In fact, this is the exact same shape as replaceCharInStr, so if you get this one implemented, then you should be able to implement replaceCharInStr in terms of applyAt as
replaceCharInStr n c xs = applyAt n (\x -> c) xs
-- Or = applyAt n (const c) xs
Then your replaceChar function could be implemented as
replaceChar :: Int -> Int -> Char -> [String] -> [String]
replaceChar n m c strings = applyAt n (replaceCharInStr m c) strings
-- Or = applyAt n (applyAt m (const c)) strings
All that's left is to implement applyAt.
If you have Edward Kmett's Lens package, then your example is a one-liner:
import Control.Lens
["abc", "def", "ghi"] & ix 1 . ix 2 .~ 'd'
returns
["abc","ded","ghi"]
Lens can emulate the indexing and property access you'd expect from an imperative language, but in Haskell. If you're just beginning to learn Haskell, you should probably wait a bit before using Lens. It's clever and powerful but it's also large and complex.
Try this:
replace n 0 c (x:xs) = (replace' n c x) : xs
replace n m c (x:xs) = x : (replace n (m-1) c xs)
where
replace' 0 c (x:xs) = c : xs
replace' n c (x:xs) = x : (replace' (n-1) c xs)

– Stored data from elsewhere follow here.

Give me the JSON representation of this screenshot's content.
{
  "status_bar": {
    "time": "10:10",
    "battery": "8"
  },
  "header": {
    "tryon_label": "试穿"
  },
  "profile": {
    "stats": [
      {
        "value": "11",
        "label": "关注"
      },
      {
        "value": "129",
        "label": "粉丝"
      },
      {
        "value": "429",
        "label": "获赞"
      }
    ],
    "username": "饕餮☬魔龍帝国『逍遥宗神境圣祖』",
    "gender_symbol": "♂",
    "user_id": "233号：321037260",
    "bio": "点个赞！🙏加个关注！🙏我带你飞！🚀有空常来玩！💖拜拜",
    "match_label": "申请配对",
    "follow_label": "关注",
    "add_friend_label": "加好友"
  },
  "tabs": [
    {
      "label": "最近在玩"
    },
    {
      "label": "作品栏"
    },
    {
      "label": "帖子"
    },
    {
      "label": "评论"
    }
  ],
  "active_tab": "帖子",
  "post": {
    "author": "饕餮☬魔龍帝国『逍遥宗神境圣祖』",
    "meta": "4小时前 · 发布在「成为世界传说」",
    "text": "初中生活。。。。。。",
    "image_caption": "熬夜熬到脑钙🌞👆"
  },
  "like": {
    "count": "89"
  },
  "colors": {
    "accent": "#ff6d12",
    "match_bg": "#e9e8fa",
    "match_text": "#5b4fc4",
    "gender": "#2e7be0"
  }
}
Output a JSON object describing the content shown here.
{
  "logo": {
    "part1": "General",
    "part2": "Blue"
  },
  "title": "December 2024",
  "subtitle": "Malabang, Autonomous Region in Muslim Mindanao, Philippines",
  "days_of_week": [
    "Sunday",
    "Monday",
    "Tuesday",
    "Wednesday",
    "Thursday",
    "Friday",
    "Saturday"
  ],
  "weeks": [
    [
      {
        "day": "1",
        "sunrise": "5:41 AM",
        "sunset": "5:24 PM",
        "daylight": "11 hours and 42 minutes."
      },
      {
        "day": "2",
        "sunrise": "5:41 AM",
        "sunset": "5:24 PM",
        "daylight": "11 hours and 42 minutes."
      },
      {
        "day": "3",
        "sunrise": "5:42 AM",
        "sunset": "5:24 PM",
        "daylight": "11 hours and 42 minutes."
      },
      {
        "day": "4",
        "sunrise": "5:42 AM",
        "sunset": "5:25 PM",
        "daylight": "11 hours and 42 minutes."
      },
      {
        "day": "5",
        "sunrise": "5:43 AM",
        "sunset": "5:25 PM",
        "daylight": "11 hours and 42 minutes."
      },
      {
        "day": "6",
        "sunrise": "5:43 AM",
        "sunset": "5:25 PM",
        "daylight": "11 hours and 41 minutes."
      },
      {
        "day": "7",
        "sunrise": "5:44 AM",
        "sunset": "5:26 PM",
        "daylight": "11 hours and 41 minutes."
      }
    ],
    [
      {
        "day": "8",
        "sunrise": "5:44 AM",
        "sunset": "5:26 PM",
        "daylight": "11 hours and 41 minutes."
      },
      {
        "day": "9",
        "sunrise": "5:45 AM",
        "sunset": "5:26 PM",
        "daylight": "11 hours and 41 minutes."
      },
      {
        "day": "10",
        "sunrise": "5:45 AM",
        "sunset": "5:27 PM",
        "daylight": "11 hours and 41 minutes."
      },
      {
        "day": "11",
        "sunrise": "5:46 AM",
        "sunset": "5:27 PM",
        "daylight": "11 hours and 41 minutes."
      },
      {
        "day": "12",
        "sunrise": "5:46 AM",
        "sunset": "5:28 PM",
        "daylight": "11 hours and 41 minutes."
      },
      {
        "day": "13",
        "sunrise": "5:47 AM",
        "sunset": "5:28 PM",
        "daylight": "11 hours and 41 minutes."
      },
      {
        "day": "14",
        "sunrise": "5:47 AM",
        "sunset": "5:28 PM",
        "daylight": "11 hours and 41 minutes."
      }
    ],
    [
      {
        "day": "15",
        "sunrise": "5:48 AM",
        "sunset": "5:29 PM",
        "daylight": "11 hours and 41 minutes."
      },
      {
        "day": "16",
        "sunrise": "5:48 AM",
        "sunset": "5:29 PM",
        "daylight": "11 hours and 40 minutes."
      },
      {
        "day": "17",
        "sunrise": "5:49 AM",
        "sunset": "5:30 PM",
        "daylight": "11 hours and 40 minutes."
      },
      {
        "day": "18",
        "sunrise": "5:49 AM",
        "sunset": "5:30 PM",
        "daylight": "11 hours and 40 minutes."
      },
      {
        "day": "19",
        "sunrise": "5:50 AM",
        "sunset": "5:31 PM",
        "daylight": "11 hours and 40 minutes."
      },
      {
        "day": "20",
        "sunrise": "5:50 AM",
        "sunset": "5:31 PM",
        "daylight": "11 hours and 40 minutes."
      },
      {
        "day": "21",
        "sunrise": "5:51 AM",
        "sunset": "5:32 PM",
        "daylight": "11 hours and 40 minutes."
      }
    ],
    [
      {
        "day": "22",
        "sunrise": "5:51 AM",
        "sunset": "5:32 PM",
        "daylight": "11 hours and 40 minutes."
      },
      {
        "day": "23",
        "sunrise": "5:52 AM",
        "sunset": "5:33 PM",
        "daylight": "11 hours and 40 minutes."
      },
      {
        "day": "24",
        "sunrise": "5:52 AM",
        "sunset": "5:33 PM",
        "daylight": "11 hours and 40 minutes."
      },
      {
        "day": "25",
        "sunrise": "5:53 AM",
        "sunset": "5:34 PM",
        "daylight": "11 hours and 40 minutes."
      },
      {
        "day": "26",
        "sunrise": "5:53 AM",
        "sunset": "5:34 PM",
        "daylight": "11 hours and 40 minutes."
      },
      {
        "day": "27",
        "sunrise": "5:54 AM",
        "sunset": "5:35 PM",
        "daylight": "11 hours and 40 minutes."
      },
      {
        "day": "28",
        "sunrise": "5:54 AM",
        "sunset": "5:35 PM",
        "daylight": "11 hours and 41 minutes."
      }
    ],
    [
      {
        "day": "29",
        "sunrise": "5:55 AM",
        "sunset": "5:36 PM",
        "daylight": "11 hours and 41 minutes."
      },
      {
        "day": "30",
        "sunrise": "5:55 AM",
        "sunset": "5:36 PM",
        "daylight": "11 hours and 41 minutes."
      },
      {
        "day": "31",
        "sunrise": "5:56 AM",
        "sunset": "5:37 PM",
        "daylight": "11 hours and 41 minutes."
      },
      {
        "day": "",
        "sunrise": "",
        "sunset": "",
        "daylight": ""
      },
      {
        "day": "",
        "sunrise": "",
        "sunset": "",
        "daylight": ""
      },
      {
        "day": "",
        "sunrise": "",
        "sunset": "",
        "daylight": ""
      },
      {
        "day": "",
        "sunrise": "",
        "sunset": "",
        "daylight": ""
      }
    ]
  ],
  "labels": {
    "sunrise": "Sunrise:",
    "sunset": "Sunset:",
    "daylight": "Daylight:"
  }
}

Here you just traverse the list until the corresponding index is 0 and we replace the character in the matches list. We use the same principle for replacing the charachter in the list. We traverse it and when we reach the specified index, we replace the character at that index by our new one.
In the end, everything gets consed bak on each other to replace the old structure, this time with the character replaced.